Two cases decided in the latter part of 2018 also raise some interesting points.  In ARB v IVF Hammersmith and R [2018] EWCA Civ 2803, the issue of consent was raised in slightly different circumstances.  ARB and R were in a relationship together and had previously gone through IVF treatment resulting in the birth of their son and the creation, freezing and storage of several more embryos.  The couple required to consent to the continued storage on an annual basis.  In 2010 the couple separated.  R forged ARB’s signature on a consent form authorising the IVF to thaw and implant one of the embryos into R resulting in the birth of a daughter.  ARB had not consented to the thawing or implantation of the embryo.  ARB sued the clinic on the basis of a breach of contract for the costs involved in bringing up his daughter. A finding of breach of contract was made by the Court on the basis that the clinic failed to obtain his consent but the Court refused to award him compensation on public policy grounds since healthy children are a blessing (this was already established in law of negligence, but this case determined that the same applies for contractual claims). 

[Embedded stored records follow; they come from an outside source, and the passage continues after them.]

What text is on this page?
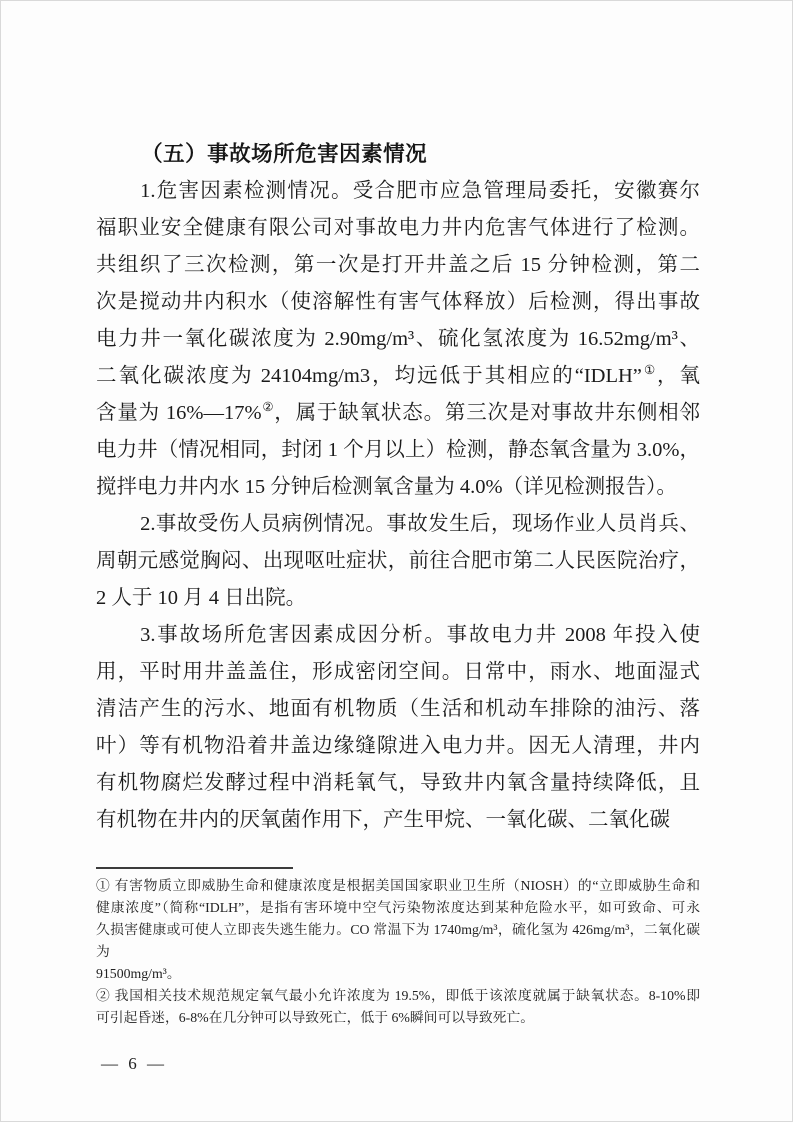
（五）事故场所危害因素情况
1.危害因素检测情况。受合肥市应急管理局委托，安徽赛尔
福职业安全健康有限公司对事故电力井内危害气体进行了检测。
共组织了三次检测，第一次是打开井盖之后 15 分钟检测，第二
次是搅动井内积水（使溶解性有害气体释放）后检测，得出事故
电力井一氧化碳浓度为 2.90mg/m³、硫化氢浓度为 16.52mg/m³、
二氧化碳浓度为 24104mg/m3，均远低于其相应的“IDLH”①，氧
含量为 16%—17%②，属于缺氧状态。第三次是对事故井东侧相邻
电力井（情况相同，封闭 1 个月以上）检测，静态氧含量为 3.0%，
搅拌电力井内水 15 分钟后检测氧含量为 4.0%（详见检测报告）。
2.事故受伤人员病例情况。事故发生后，现场作业人员肖兵、
周朝元感觉胸闷、出现呕吐症状，前往合肥市第二人民医院治疗，
2 人于 10 月 4 日出院。
3.事故场所危害因素成因分析。事故电力井 2008 年投入使
用，平时用井盖盖住，形成密闭空间。日常中，雨水、地面湿式
清洁产生的污水、地面有机物质（生活和机动车排除的油污、落
叶）等有机物沿着井盖边缘缝隙进入电力井。因无人清理，井内
有机物腐烂发酵过程中消耗氧气，导致井内氧含量持续降低，且
有机物在井内的厌氧菌作用下，产生甲烷、一氧化碳、二氧化碳
① 有害物质立即威胁生命和健康浓度是根据美国国家职业卫生所（NIOSH）的“立即威胁生命和
健康浓度”（简称“IDLH”，是指有害环境中空气污染物浓度达到某种危险水平，如可致命、可永
久损害健康或可使人立即丧失逃生能力。CO 常温下为 1740mg/m³，硫化氢为 426mg/m³，二氧化碳为
91500mg/m³。
② 我国相关技术规范规定氧气最小允许浓度为 19.5%，即低于该浓度就属于缺氧状态。8-10%即
可引起昏迷，6-8%在几分钟可以导致死亡，低于 6%瞬间可以导致死亡。
— 6 —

The death of a loved one could also have disastrous consequences.  The case of Y v A Healthcare NHS Trust and Others [2018] EWCOP 18 involved a young couple who already had a son together and were in the process of IVF treatment in order to conceive a second child.  Prior to the completion of the treatment, and prior to the parties’ gametes being collected for that purpose, the husband was involved in a road traffic accident resulting in a catastrophic brain injury from which he would ultimately die.  Before his death his wife wished for his sperm to be collected and stored for the purposes of the IVF treatment they had already embarked upon, despite the fact he did not have capacity and therefore could not consent to such a procedure.  There was evidence from the wife that the couple had discussed the storage and use of their gametes should one of them die and that the husband was happy for his sperm to be used should he die.  She petitioned the Court who granted her order, declaring it to be both lawful and in his best interests that his sperm be collected, stored and used for this purpose despite his imminent death.  The Court ordered that a family member (not the wife) could consent to the storage and use of the husband’s sperm on his behalf.  This is contrasted with the high profile case of Diane Blood in 1997.  Ms Blood petitioned the court to allow her to use her husband’s sperm (which had been collected shortly before his death) in IVF treatment.  The Court refused to allow her to use the sperm in a UK clinic because her husband had not consented to it, but said it would be a breach of EU law to prevent her using the sperm in another country within the EU.  She subsequently travelled to Belgium for treatment.  Perhaps the difference between the two cases is the lack of evidence of the husband’s wishes in respect of the use of his sperm, and his wishes in relation to IVF itself.

What to do? 

For clear public policy reasons, the issue of consent is an important one.  It is also foreseeable that a male partner may not wish for his ex to fall pregnant with his biological child after the parties have separated.  For those reasons, thought really should be had to what both parties’ may wish for the future should their relationship breakdown.  It may be better from a legal perspective to store gametes (which only require the individual’s supplier’s consent) to avoid the risk the embryos are destroyed due to the withdrawal of one party’s consent.